President Obama visited a Fairfax, Va., family last September to promote his Administration’s agenda before the 2010 elections. Asked about the prospects for passing the Employee Free Choice Act, i.e., card check, the President said [our emphasis]:

Frankly, we don’t have 60 votes in the Senate. So the opportunity to actually get this passed right now is not real high. What we’ve done instead is try to do as much as we can administratively to make sure that it’s easier for unions to operate and that they’re not being placed at an unfair disadvantage.

The move (discussed below) by the National Labor Relations Board to redefine acceptable bargaining units and allow “micro unions” sure looks like the President’s plan put into action, doesn’t it? Don’t pass a law, don’t even hold a formal rule-making procedure, just solicit amicus briefs and then issue a ruling that overturns decades of precedent and rewrites labor law.
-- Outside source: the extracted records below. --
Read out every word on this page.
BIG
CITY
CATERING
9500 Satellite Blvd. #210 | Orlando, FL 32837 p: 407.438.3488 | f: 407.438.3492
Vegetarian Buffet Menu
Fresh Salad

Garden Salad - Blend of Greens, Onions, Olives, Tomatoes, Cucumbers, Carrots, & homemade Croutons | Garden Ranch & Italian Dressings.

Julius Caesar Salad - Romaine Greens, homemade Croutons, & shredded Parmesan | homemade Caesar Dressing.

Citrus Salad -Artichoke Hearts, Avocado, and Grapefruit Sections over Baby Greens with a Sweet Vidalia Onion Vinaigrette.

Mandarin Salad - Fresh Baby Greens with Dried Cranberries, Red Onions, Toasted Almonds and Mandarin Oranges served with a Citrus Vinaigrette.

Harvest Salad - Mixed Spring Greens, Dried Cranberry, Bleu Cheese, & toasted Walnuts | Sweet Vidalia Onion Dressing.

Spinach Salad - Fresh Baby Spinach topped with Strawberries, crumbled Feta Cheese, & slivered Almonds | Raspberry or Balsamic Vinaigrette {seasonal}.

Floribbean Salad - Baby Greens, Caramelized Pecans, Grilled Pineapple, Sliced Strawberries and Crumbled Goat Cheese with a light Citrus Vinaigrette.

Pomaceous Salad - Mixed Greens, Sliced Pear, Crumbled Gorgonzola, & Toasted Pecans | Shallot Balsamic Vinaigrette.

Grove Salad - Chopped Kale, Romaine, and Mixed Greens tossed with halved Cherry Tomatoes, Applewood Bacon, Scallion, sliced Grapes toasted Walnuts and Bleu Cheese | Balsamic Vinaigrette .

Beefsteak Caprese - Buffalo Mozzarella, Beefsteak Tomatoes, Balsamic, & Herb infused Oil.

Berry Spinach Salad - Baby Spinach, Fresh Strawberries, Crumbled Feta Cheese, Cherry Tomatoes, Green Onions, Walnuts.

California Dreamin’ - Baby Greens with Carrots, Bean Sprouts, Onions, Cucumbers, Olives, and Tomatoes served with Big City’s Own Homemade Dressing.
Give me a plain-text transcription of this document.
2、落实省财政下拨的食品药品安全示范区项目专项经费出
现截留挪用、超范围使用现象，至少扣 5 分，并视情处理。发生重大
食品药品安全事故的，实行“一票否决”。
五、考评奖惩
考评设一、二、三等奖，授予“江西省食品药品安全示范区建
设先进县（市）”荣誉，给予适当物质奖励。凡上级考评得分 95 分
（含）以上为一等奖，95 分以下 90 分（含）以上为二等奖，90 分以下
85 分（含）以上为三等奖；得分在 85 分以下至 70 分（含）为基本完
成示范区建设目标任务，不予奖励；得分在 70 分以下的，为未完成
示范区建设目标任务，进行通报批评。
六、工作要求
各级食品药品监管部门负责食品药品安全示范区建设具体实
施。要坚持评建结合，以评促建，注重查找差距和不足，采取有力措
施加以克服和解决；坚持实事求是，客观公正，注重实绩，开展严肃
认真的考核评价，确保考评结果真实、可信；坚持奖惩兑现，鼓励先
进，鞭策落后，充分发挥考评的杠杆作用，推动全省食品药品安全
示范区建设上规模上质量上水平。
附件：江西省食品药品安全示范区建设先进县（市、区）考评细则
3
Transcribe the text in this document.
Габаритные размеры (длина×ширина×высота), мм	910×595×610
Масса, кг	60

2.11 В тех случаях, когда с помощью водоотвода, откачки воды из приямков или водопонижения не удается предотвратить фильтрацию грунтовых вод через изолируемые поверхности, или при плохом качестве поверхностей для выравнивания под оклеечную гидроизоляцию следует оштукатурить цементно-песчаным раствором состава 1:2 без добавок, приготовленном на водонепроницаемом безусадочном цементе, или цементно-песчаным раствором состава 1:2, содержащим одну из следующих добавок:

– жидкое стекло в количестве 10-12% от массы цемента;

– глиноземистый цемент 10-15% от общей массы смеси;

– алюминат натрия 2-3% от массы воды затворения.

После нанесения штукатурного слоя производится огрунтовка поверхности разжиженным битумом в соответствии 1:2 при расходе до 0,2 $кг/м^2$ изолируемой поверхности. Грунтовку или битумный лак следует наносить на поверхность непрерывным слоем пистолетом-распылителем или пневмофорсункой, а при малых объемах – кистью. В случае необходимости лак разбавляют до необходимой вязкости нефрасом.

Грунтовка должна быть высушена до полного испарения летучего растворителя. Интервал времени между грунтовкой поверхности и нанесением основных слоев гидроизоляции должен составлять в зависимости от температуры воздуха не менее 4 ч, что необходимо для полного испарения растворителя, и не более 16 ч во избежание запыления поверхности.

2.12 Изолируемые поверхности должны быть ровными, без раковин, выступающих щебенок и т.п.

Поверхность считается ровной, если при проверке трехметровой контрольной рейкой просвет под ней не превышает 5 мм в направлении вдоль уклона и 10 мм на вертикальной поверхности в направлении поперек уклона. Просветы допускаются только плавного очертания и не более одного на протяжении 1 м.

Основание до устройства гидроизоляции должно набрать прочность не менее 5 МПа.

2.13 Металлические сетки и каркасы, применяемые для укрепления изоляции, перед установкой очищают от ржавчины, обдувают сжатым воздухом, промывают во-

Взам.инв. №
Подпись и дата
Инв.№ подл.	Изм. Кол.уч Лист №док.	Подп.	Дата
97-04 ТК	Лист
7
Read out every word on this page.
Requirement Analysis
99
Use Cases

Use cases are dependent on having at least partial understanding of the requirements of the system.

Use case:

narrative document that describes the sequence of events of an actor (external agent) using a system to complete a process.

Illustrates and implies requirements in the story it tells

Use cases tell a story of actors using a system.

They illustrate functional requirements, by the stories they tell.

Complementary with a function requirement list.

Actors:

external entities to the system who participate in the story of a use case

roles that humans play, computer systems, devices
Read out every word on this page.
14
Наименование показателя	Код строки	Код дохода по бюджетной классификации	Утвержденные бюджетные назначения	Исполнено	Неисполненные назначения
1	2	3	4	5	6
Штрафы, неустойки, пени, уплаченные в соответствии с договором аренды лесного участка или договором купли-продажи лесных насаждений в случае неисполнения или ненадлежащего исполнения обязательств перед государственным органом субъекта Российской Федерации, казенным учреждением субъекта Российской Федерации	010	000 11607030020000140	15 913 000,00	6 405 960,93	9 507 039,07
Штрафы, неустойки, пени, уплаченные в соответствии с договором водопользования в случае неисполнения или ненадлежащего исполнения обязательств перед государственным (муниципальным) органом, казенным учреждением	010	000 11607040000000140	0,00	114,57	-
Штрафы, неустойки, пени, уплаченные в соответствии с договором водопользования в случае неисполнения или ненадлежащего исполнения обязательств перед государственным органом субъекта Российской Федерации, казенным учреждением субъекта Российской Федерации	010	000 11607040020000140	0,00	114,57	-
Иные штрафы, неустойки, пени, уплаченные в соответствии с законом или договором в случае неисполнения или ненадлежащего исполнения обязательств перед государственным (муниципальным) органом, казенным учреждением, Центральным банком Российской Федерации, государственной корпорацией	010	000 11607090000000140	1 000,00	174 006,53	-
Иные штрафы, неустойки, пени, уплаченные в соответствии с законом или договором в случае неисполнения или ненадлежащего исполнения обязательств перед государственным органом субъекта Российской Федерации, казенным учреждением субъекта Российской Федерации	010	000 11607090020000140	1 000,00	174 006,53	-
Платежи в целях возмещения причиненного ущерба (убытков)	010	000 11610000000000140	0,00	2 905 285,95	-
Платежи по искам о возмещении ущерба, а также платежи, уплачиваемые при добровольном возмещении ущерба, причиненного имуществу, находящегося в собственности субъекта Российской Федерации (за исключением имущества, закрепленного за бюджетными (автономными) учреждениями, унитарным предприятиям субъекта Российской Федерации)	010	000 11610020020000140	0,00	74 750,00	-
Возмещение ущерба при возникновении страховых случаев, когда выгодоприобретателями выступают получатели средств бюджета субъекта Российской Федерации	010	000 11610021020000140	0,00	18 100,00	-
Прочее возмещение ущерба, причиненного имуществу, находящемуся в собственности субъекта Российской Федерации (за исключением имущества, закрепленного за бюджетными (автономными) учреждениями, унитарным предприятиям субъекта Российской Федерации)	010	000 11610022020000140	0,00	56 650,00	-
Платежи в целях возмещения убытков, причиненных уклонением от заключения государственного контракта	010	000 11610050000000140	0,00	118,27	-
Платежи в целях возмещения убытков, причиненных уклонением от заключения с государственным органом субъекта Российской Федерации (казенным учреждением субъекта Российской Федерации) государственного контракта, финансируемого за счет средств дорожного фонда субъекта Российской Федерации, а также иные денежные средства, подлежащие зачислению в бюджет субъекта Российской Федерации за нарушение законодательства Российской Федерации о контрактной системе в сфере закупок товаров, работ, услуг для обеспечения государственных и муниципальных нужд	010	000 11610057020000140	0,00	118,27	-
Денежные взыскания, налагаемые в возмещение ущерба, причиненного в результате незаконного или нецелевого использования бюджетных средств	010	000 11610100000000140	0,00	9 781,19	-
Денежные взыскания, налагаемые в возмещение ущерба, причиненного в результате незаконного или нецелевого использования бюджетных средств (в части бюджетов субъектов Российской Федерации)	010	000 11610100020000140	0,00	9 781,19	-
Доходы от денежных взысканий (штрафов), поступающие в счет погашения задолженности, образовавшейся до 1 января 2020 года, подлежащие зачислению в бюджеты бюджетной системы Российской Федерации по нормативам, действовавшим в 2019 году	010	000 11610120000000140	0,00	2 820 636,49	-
Three U.S. Senators have registered their objections to the NLRB’s attempt to circumvent the policymaking branch of government, Congress. In a March 8 letter to the board, Sens. Mike Enzi (R-WY), Orrin Hatch (R-UT) and Johnny Isakson (R-GA) wrote:

As United States Senators and members of the Health, Education, Labor and Pensions (“HELP”) Committee, we have a vested interest in the outcome of the underlying case. When an independent government agency, acting within its discretion, creates policy that conflicts with federal statute, or attempts to circumvent the legislative or rulemaking process, Congress must weigh in to ensure constitutional boundaries are not crossed. What we have learned from various stakeholders is that the decision in Specialty Healthcare could result in changing the determination of appropriate bargaining units in every workplace under the Board’s jurisdiction. We believe such a major change should only be done by amending the statute, which is the exclusive province of Congress.

The Senators acknowledged that the board can at times change policy through adjudication, i.e., ruling on a case, and it would be appropriate to seek amicus briefs in those circumstances. However, that process should not be a substitute for formal rulemaking, they argued.

The NLRB voted 3-1 to go ahead with its review in the Specialty Healthcare case, with the three votes coming from the Democratic members: Chairman Wilma Liebman, former labor lawyer Mark Pearce, and former SEIU and AFL-CIO counsel Craig Becker, a recess appointee. In his dissent, the sole Republican on the board, Brian Hayes, delineated how the majority’s overreach in entering the policymaking realm. Indeed, neither of the two parties in the case sought the broad review the board is undertaking. Hayes concluded:

[There] is real reason to fear that my colleagues’ ultimate purpose is to use this case as a vehicle for abnegating the statutory requirement in Section 9(c)(5) that “[i]n determining whether a unit is appropriate . . . the extent to which employees have organized shall not be controlling.” In some circumstances, it might be prudent for a Board Member to let the process play out before dissenting. Not here. There is too much at stake, both for the sake of industrial stability and for the Board’s reputation as impartial overseer of the representation election process. I find that there are no reasons at all to reconsider our unit determination policies, by adjudication or rulemaking, either in the nonacute health care industry or more generally in all industries. There are sound reasons not to do so, perhaps most significantly the risk that we may contravene our own Act, express Congressional intent, the experience informing our health care unit rules, and the Administrative Procedures Act.

Perhaps the NLRB will pull back, realizing the attempt to impose such a radical rewriting of labor law to the advantage the unions will appear nakedly political, ultimately illegitimate and invite a congressional rebuke.

But such restraint wouldn’t achieve the President’s stated objectives, would it?